Comunico ao Bush, ao Sarkozy, à Merkel, ao Papa, à Rainha Elizabeth, aos donos da Volks, da GM, da Chevrolet, da IBM, da Microsoft; aos donos da Telemar, da Peugeot, da Boeing, da Tam, da Shell, da Texaco; aos donos do Barcelona, do Manchester, do Milan; ao Fidel, ao Chaves, ao Kirchner, à Bachelet, ao Lula que a minha Neta nasceu.

Um acontecimento simples e fantástico: a minha Neta nasceu!

Eu sei que vocês não entendem, da minha parte, tamanha desfaçatez.

Devem pensar que sou louco... ou, simplesmente... louco!

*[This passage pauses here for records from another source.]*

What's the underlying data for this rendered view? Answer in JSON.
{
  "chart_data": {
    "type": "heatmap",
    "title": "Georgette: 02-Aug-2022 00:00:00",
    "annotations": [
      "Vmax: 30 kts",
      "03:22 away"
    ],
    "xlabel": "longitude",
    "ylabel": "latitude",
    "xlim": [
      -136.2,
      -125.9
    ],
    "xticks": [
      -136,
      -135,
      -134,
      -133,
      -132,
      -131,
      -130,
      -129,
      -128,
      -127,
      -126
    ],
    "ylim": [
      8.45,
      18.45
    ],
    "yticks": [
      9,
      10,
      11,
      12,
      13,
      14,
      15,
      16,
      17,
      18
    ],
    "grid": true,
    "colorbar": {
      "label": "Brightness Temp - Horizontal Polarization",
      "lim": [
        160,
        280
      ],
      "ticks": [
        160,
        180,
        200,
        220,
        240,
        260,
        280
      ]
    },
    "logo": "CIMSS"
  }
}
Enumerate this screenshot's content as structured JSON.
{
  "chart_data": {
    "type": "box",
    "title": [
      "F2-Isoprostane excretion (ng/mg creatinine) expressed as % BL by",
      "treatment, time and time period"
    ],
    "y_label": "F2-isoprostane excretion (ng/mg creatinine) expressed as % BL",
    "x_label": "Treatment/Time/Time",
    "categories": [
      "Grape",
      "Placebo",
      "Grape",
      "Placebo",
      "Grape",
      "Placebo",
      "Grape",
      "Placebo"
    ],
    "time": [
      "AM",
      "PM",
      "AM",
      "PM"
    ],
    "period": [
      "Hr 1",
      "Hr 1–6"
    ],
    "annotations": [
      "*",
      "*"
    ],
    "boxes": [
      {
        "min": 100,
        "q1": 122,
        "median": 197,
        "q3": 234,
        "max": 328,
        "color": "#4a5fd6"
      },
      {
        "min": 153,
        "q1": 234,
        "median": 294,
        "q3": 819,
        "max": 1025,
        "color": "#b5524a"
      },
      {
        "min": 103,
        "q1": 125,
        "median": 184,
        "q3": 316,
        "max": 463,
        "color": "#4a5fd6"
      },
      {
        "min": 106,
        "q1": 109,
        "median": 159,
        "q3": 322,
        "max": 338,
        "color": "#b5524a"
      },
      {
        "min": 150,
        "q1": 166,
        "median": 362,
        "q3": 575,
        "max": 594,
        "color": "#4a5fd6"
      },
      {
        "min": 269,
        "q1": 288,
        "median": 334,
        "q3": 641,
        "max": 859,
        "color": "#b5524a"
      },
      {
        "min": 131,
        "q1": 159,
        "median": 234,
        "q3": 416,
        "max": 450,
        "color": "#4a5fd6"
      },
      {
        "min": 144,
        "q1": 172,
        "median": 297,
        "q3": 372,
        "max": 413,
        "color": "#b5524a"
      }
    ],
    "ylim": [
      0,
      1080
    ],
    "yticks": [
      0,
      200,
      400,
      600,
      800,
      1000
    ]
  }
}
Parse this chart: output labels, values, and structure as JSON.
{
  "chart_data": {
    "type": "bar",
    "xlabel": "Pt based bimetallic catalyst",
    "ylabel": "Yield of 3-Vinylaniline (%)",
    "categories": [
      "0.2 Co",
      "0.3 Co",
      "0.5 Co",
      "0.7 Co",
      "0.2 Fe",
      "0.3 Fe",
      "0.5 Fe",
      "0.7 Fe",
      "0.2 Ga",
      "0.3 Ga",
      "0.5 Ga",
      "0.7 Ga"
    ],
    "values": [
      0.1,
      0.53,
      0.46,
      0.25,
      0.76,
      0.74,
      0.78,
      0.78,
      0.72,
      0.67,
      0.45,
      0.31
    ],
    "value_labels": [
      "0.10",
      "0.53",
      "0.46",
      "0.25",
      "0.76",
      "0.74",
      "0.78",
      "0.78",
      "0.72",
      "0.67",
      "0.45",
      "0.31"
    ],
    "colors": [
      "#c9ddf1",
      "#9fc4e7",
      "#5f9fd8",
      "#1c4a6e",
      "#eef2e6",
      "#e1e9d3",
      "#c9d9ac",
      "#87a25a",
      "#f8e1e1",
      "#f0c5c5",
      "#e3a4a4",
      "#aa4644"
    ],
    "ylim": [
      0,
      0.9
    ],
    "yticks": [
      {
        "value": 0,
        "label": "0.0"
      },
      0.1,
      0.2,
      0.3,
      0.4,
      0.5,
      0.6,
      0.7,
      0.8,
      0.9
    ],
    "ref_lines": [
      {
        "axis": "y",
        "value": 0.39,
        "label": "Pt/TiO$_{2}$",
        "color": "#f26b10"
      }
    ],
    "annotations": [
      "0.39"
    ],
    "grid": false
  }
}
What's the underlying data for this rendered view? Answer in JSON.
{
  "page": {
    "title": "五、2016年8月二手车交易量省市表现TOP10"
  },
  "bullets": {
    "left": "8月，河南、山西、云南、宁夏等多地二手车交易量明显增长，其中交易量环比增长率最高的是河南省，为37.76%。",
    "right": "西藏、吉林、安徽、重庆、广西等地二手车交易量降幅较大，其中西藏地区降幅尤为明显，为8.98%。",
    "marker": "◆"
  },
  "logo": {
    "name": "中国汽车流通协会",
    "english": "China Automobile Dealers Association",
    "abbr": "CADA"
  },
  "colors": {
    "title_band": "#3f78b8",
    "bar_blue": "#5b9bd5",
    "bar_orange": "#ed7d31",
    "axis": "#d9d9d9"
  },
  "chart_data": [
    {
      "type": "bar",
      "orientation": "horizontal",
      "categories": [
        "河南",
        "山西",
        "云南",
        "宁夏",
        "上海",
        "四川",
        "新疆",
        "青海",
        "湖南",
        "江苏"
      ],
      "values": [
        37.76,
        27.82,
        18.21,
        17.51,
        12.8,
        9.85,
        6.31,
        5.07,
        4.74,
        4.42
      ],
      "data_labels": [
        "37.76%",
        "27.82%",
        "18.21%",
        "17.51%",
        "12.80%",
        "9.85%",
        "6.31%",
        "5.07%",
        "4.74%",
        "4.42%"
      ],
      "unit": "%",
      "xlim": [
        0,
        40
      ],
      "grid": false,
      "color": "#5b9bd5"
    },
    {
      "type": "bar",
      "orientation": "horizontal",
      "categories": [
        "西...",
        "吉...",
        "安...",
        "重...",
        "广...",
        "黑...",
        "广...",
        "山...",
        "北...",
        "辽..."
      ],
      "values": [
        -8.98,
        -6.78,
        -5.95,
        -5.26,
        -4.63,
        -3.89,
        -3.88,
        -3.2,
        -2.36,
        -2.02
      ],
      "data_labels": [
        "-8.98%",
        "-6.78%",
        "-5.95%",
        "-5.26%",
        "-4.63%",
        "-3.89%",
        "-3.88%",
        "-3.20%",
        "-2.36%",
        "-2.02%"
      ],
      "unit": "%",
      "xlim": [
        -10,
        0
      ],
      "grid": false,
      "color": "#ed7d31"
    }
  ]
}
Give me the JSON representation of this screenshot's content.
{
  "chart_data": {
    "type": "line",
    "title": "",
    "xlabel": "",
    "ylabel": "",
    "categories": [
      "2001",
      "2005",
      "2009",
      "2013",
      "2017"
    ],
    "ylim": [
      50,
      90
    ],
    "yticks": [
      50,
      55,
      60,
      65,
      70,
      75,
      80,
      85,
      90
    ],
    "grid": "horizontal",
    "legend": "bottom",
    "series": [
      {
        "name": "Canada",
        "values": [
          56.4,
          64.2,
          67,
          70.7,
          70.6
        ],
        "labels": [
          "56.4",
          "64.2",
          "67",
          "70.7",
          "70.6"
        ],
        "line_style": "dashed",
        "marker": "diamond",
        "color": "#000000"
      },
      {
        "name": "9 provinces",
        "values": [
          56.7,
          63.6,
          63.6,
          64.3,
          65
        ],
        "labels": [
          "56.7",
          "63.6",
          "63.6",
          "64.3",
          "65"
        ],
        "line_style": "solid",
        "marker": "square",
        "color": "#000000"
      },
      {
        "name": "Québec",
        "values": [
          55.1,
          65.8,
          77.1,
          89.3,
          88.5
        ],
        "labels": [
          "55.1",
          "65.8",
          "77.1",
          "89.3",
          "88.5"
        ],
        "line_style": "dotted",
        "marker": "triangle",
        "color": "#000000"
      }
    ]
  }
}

Mas digo: será que os negócios das bolsas, o valor do Dólar, do Euro, do Marco, do Iene, do Peso; o sangue das guerras inacabáveis, as disputas desiguais pelo petróleo, a globalização, o avanço tecnológico, o dinheiro guardado nos paraísos fiscais, a exploração inexorável dos trabalhadores na Ásia, a expansão burra e mesquinha do agronegócio, a hipocrisia da Globo, a insensibilidade dos políticos e dos empresários brasileiros; será que tudo isto é mais importante que o nascimento da minha Neta?

Senhores, por favor!

Parem tudo!

Minha Neta nasceu!

Querem algo maior que ser dono de todo o petróleo do mundo?

Muito melhor que ser dono da Microsoft?

Mais prazeroso que jogar bombas no Iraque?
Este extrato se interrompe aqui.